L’objet de cette étude demeure la question de la dissuasion. Afin de mieux saisir cette problématique, nous avons pris le cas de l’armée française durant les années 1930. Puis, nous nous sommes interrogés sur la manière dont était vue cette armée et sa détentrice par l’Allemagne nazie. C’est à partir de cette vision de l’autre que nous pouvons dès lors observer s’il existe bel et bien une dissuasion.
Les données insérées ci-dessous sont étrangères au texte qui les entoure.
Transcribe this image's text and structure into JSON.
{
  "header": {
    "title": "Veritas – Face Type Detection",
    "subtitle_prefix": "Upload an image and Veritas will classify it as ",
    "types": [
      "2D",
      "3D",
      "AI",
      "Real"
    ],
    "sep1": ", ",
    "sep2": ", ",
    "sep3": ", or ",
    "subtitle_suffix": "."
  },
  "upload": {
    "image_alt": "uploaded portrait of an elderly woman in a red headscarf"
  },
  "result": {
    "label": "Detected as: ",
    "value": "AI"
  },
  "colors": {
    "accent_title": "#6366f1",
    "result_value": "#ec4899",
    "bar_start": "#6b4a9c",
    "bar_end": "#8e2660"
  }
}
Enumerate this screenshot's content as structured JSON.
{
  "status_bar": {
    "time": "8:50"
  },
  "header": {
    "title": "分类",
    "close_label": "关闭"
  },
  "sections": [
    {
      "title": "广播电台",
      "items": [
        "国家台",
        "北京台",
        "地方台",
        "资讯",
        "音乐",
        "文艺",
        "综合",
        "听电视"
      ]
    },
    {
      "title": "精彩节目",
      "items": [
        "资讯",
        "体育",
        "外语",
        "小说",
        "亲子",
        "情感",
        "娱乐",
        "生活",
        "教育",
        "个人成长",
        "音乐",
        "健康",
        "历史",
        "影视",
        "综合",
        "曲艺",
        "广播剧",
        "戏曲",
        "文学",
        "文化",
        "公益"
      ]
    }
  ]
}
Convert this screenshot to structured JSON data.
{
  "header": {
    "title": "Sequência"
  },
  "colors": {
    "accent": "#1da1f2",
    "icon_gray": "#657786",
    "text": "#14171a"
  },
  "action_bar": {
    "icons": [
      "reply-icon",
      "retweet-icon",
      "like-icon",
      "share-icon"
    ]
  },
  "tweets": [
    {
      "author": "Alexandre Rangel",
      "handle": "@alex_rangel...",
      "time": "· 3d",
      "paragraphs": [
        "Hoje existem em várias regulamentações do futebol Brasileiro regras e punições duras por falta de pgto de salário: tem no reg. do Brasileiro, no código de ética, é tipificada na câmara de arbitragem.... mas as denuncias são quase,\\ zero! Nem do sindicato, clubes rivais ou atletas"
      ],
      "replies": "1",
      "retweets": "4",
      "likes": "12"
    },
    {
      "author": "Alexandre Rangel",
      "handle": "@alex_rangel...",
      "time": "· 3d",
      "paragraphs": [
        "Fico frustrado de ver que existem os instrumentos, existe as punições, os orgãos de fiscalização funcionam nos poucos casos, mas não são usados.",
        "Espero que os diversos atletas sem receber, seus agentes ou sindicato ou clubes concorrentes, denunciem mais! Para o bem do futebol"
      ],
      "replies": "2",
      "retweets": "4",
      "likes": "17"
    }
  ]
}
C’est tout l’intérêt de cette dernière partie de notre dossier.

Comparaison des deux armées entre 1935[1] et 1939, en termes d’armements, de stratégies et des effectifs

Les réformes commencées en 1935 modifient petit à petit l’armée allemande de 1933. Cependant, malgré des résultats très satisfaisants, l’armée lancée sur l’Europe n’est pas le rouleau compresseur auquel nous croyons encore aujourd’hui. Tout d’abord, étudions l’élément décisif pour la constitution d’une bonne armée : la démographie. En effet, le réservoir humain est un atout non négligeable pour une nation. La guerre moderne le démontre bien.

Certes, la technologie joue un tout nouveau rôle, mais le contingent doit encore être très important, d’où l’intérêt de posséder une population nombreuse – et surtout jeune. L’Allemagne a une longueur d’avance non négligeable vis-à-vis de la France. Le 16 mars 1933, elle comprend 65 306 130 individus. En 1939, elle en compte 69 314 000, soit une augmentation de presque 6 %. A contrario, la France connaît une légère baisse : elle passe de 41 520 000 habitants en 1933 à 41 510 000 en 1939. Donc, la population française baisse, alors que celle de l’Allemagne augmente. Par ailleurs, il y a 27 804 000 hommes de plus en Allemagne en 1939.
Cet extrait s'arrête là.